Basic rebuttal written by James Frank
Update July 2015:
Here is a related lecture-video from Denial101x - Making Sense of Climate Science Denial
Last updated on 5 July 2015 by pattimer. View Archives
So if CO2 increases temperature that increases H2O and H20 increases temperature, why doesn't that increase temperature forever or is there a mechanism that cools the climate before that happens?
[PS]
Please see the myth https://skepticalscience.com/positive-feedback-runaway-warming.htm
Likeitwarm:
You like asking questions that you think are "gotcha's", don't you?
Tell you what: what you are describing is an infinite series. Put the infinite series into a mathematical form, including a variable that tells you how much H2O increases by for a given temperature increase, and then how much that temperature increase will increase H2O, and see how it behaves?
You will probably find that not all infinite series lead to infinite increases. Some of them have finite limits and asymptotically approach a limiting value (as long as the appropriate mutiplliers fall within certain limits).

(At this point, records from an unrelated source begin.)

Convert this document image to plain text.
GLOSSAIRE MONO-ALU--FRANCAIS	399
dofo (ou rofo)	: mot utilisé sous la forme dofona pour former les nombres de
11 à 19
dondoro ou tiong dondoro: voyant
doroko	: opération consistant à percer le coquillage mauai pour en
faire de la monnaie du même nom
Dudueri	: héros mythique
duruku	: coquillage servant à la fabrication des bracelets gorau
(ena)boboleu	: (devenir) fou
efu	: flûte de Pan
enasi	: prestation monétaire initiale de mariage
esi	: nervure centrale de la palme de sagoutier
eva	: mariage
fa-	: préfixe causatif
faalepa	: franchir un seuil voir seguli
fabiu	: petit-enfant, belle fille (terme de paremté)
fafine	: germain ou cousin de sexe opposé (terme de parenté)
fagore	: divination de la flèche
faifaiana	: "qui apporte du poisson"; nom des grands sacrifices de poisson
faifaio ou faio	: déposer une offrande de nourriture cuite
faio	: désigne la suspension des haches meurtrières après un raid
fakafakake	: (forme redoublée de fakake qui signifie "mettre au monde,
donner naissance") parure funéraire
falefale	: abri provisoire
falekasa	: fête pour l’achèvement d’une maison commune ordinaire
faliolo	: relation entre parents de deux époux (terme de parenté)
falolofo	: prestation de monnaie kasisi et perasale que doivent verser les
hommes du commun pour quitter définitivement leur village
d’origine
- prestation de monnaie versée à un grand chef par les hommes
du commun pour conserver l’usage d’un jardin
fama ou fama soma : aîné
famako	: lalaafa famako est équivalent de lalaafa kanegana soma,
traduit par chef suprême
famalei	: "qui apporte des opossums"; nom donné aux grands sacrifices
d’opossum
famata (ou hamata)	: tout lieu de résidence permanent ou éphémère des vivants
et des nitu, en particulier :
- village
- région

When you have your mathematical expression of the problem you are asking about, get back to us.
Oh, darn. The moderator has pointed Likeitwarm to a place where the answers to my homework assignment can be found.

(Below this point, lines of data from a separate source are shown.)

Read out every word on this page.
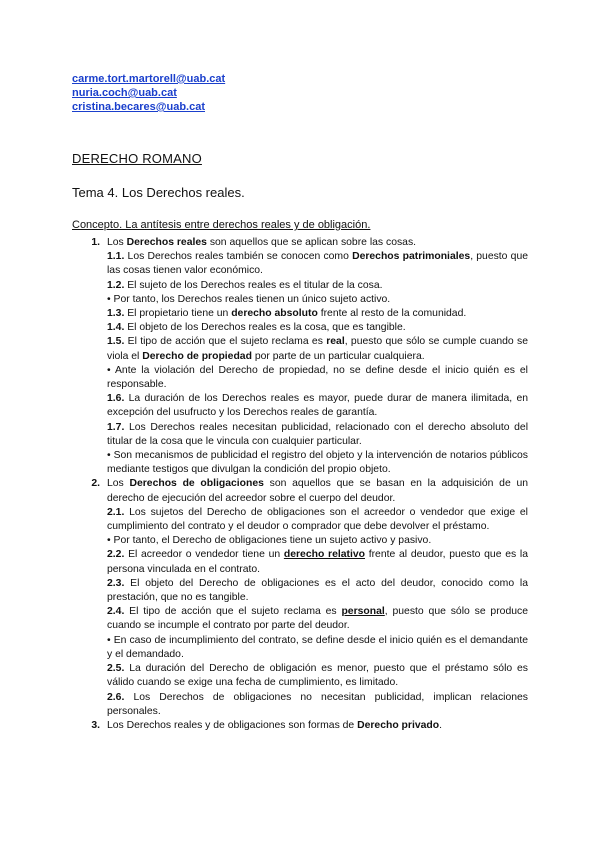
carme.tort.martorell@uab.cat
nuria.coch@uab.cat
cristina.becares@uab.cat
DERECHO ROMANO
Tema 4. Los Derechos reales.
Concepto. La antítesis entre derechos reales y de obligación.
1. Los Derechos reales son aquellos que se aplican sobre las cosas.
1.1. Los Derechos reales también se conocen como Derechos patrimoniales, puesto que las cosas tienen valor económico.
1.2. El sujeto de los Derechos reales es el titular de la cosa.
• Por tanto, los Derechos reales tienen un único sujeto activo.
1.3. El propietario tiene un derecho absoluto frente al resto de la comunidad.
1.4. El objeto de los Derechos reales es la cosa, que es tangible.
1.5. El tipo de acción que el sujeto reclama es real, puesto que sólo se cumple cuando se viola el Derecho de propiedad por parte de un particular cualquiera.
• Ante la violación del Derecho de propiedad, no se define desde el inicio quién es el responsable.
1.6. La duración de los Derechos reales es mayor, puede durar de manera ilimitada, en excepción del usufructo y los Derechos reales de garantía.
1.7. Los Derechos reales necesitan publicidad, relacionado con el derecho absoluto del titular de la cosa que le vincula con cualquier particular.
• Son mecanismos de publicidad el registro del objeto y la intervención de notarios públicos mediante testigos que divulgan la condición del propio objeto.
2. Los Derechos de obligaciones son aquellos que se basan en la adquisición de un derecho de ejecución del acreedor sobre el cuerpo del deudor.
2.1. Los sujetos del Derecho de obligaciones son el acreedor o vendedor que exige el cumplimiento del contrato y el deudor o comprador que debe devolver el préstamo.
• Por tanto, el Derecho de obligaciones tiene un sujeto activo y pasivo.
2.2. El acreedor o vendedor tiene un derecho relativo frente al deudor, puesto que es la persona vinculada en el contrato.
2.3. El objeto del Derecho de obligaciones es el acto del deudor, conocido como la prestación, que no es tangible.
2.4. El tipo de acción que el sujeto reclama es personal, puesto que sólo se produce cuando se incumple el contrato por parte del deudor.
• En caso de incumplimiento del contrato, se define desde el inicio quién es el demandante y el demandado.
2.5. La duración del Derecho de obligación es menor, puesto que el préstamo sólo es válido cuando se exige una fecha de cumplimiento, es limitado.
2.6. Los Derechos de obligaciones no necesitan publicidad, implican relaciones personales.
3. Los Derechos reales y de obligaciones son formas de Derecho privado.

The infinite series I had in mind is:
1 + x + x*x + x*x*x....
or
1+ x + x2 + x3 ...
where x is the additional single-step feedback temperature rise added to the initial 1 degree rise. At each subsequent step, x acts on the extra rise from the previous step, hence the x2, x3 terms.
Brilliant mathematicians have managed to find a closed form (finite) solution to that infinite sum, for x less than 1.
sum = 1/(1-x)
As long as x < 1, there is an eventual stable sum. If x = 1, the denominator becomes zero and the sum becomes infinite. If x>1 the sum at each step represents an exponential increase.
ScienceTruther @379 ,
we have been over all this, with other threads and other monikers, so many times before.

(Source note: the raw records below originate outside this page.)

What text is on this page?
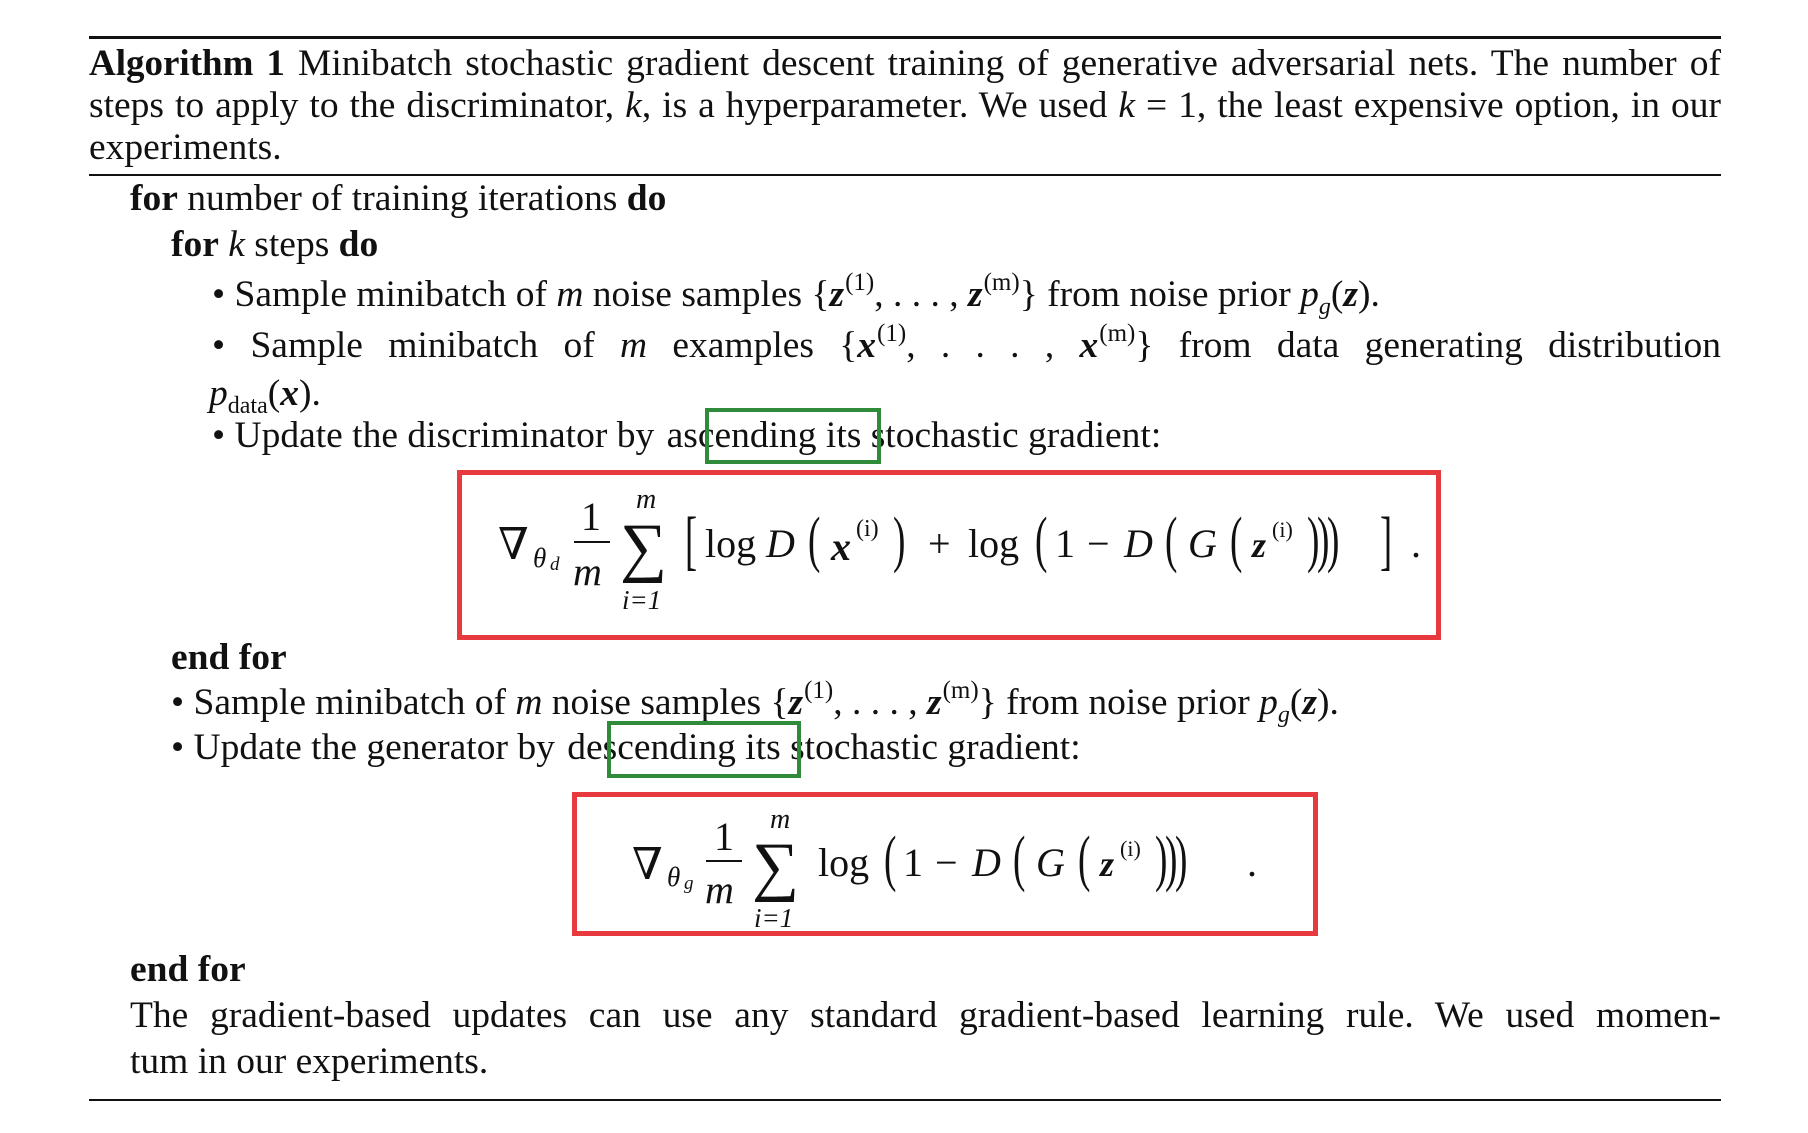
Algorithm 1 Minibatch stochastic gradient descent training of generative adversarial nets. The number of
steps to apply to the discriminator, k, is a hyperparameter. We used k = 1, the least expensive option, in our
experiments.
for number of training iterations do
for k steps do
• Sample minibatch of m noise samples {$z^{(1)}$, . . . , $z^{(m)}$} from noise prior $p_g(z)$.
• Sample minibatch of m examples {$x^{(1)}$, . . . , $x^{(m)}$} from data generating distribution
$p_{data}(x)$.
• Update the discriminator by ascending its stochastic gradient:
∇ θ d
1
m
m
∑
i=1
[ log D ( x (i) ) + log ( 1 − D ( G ( z (i) ))) ] .
end for
• Sample minibatch of m noise samples {$z^{(1)}$, . . . , $z^{(m)}$} from noise prior $p_g(z)$.
• Update the generator by descending its stochastic gradient:
∇ θ g
1
m
m
∑
i=1
log ( 1 − D ( G ( z (i) ))) .
end for
The gradient-based updates can use any standard gradient-based learning rule. We used momen-
tum in our experiments.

You do not even try to understand the very basic physics. You do not get to be published in Nature journal, and you do not get a Prize in Stockholm. At a long shot, you might have a chance at an IgNobel.
[BL] Note that the comment being responded to no longer exists.
The commenter @379 presently calling themselves ScienceTruther is entirely incorrect to cite either Pierrehumbert (2011) or Zhong & Haigh (2013) to support the assertion that "it was predicted from advanced spectroscopy calculations that a four-fold increase in CO2 would be needed for even a detectable, much less dangerous, change in temperature due to CO2." Indeed, Zhong & Haigh demonstrate the exact opposite.
[BL] Note that the comment being responded to no longer exists.
There hasn't been a single experiment comparing temperatures of infrared transparent airtight capsules with different CO2 concentrations, including on with current-atmosphere concentration... also, comparing with different infrared filters in the "crystal" and heights, so where's the real falsifiable science? It's all based on assumptions without being able to discriminate confounding variables!
Prof Nazar:
Are you trying to claim that there is no experimental evidence that CO2 will absorb IR radiation at certain wavelengths?
Are you trying to claim that the amount of absorption does not vary with CO2 concentration?
If so, then why is it that I can buy commercial off-the-shelf technology that measures CO2 concentrations in air using those principles?
Are you arguing that the absorption of IR radiation by CO2 does not increase the energy level of that CO2 molecule? And thus the average temperature of the air?
If so, you are taking a position that does not respect the conservation of energy.
If you are just saying "I haven't seen anything that convinces me", then you are probably making an Argument from Incredulity.
You are long on assertions, and really, really short on presenting any actual evidence for your assertion.